In many cases as well, Forbes is ranking schools on differences in reported pay that are so small as to be statistically meaningless. HBS beat out Stanford by an incredibly slim $2,000 margin: a gain of $118,000 vs. $116,000. On a break even basis, Stanford grads actually did slightly better: 3.5 years to break even vs. 3.6 years for HBS alums.
Many schools have been aggressively discounting the price of the degree by increasing scholarships and grants to students. Forbes said financial aid to MBAs has risen by more than 50% in the past six years. For the 74 U.S. schools ranked by Forbes, the typical business school handed out an average of $26,000 to 55% of the students in the graduating class of 2010. Harvard led the way, increasing aid by 78% to $49,000 per student in the past six years, according to Forbes.
Forbes said it adjusted the median five-year MBA gain for cost of living expenses and discounted earnings gains using a rate tied to money market yields. The magazine also discounted tuition to account for students who pay in-state rates and for the non-repayable financial aid that schools dole out. Forbes did not deduct taxes from the earnings gains, and only business schools with two-year full-time M.B.A. programs were included in its U.S. ranking.

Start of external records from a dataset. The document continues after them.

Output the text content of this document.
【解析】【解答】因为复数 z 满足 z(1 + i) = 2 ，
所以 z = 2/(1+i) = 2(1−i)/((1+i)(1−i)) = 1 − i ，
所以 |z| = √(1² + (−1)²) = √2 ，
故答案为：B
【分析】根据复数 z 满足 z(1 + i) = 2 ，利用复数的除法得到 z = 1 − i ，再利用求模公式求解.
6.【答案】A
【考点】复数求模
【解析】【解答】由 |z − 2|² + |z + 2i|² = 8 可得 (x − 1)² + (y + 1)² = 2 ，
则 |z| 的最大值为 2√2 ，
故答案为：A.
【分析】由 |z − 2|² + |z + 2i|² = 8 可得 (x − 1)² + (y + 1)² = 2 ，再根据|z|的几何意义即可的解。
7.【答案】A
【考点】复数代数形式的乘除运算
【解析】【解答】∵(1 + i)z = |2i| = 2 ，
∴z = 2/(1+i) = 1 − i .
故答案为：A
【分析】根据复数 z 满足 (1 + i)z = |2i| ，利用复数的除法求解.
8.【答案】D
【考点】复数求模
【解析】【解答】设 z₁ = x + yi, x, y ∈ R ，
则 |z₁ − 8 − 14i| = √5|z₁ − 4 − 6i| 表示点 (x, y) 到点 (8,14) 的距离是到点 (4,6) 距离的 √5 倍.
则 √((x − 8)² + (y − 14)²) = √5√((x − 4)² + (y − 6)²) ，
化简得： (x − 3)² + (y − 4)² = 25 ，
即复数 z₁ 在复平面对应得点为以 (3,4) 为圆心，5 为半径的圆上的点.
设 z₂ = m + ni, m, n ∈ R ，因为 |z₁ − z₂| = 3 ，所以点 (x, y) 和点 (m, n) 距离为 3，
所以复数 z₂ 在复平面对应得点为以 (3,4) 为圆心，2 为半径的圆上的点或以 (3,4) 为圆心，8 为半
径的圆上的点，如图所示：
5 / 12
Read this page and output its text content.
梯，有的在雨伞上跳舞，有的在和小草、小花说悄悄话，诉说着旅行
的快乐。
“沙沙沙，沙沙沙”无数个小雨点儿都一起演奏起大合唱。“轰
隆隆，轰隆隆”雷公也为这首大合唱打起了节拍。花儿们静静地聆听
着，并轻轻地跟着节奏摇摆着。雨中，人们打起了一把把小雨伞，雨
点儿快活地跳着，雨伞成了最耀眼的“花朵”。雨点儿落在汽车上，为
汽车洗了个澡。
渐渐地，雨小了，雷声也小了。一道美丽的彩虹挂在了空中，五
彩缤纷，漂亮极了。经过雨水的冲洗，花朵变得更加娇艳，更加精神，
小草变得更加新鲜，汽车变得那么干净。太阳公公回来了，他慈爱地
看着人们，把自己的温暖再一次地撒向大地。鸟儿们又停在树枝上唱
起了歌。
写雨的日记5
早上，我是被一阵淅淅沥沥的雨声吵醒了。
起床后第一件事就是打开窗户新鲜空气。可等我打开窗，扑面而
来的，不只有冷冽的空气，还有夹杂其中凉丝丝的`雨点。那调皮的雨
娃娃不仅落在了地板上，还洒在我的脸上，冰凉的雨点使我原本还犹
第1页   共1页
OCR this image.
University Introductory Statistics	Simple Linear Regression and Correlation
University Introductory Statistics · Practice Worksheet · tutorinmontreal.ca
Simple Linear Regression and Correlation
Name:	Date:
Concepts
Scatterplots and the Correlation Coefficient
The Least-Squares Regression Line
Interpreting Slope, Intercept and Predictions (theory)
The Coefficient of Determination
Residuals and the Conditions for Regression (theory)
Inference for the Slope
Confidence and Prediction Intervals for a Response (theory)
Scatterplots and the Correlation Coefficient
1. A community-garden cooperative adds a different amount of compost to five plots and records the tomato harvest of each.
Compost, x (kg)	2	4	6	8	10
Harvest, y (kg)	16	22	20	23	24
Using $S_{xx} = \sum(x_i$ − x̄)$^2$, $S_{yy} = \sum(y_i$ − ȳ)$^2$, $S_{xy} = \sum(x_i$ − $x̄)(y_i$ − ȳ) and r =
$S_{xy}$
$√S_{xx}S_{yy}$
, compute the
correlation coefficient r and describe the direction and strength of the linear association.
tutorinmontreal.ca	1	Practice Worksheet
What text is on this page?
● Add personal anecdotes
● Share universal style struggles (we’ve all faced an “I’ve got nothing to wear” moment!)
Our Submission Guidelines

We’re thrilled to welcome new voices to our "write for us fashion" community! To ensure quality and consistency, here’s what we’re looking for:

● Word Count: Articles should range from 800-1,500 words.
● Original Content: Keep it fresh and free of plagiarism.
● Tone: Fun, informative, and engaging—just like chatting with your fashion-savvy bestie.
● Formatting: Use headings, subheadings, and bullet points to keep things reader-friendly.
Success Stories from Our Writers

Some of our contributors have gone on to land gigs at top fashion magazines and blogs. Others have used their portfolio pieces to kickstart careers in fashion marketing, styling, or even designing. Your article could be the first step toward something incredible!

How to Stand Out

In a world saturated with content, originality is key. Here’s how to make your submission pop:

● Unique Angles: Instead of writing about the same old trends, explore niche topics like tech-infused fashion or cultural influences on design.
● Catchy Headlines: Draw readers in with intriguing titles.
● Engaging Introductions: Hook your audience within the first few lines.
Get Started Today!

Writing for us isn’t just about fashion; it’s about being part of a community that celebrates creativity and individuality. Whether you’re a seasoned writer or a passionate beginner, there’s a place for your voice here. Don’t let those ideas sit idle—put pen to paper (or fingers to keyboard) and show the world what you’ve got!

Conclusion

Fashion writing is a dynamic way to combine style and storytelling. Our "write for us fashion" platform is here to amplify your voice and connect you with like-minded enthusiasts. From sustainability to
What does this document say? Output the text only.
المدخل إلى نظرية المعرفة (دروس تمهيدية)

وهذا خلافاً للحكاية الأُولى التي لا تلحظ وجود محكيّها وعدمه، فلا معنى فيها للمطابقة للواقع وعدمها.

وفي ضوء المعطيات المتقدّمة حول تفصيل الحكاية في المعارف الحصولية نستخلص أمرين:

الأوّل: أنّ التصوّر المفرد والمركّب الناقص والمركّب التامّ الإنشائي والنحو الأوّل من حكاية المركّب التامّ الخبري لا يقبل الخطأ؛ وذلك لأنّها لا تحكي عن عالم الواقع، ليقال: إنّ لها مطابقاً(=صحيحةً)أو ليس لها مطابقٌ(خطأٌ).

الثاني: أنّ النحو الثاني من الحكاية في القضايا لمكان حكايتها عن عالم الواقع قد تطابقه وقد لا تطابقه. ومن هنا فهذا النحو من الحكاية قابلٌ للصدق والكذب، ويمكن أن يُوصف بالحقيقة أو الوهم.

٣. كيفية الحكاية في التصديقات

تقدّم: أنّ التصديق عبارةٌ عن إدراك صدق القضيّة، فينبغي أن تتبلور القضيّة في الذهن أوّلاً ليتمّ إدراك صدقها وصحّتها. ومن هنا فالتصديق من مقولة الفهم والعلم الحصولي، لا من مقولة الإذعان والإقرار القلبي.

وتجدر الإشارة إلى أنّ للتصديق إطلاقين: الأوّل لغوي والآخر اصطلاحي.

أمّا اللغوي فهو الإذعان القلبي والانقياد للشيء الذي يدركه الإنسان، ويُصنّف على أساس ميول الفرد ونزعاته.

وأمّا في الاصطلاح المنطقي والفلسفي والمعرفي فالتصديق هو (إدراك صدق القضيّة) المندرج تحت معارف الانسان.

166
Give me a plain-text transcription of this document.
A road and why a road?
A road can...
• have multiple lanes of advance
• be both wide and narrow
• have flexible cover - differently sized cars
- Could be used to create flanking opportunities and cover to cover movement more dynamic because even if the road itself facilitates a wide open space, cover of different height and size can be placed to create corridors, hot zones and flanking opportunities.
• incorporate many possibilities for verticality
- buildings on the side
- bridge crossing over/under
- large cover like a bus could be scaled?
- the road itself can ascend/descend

These adjustments make for some unusual results. Incoming students at No. 22 Emory’s Goizueta School of Business and No. 23 Carnegie Mellon’s Tepper School, for example, have the same $55,000 pre-MBA salaries. Five years after graduation, however, Tepper MBAs earned far more: $147,000 vs. $128,000 for Emory grads. Despite the significant advantage for Tepper MBAs, their time to break even was longer: 3.8 years versus 3.5 years for Emory grads. Why? Forbes doesn’t say, but based on its explanation of the methodology, it appears that Emory is offering more financial aid than Carnegie Mellon to discount the cost of tuition.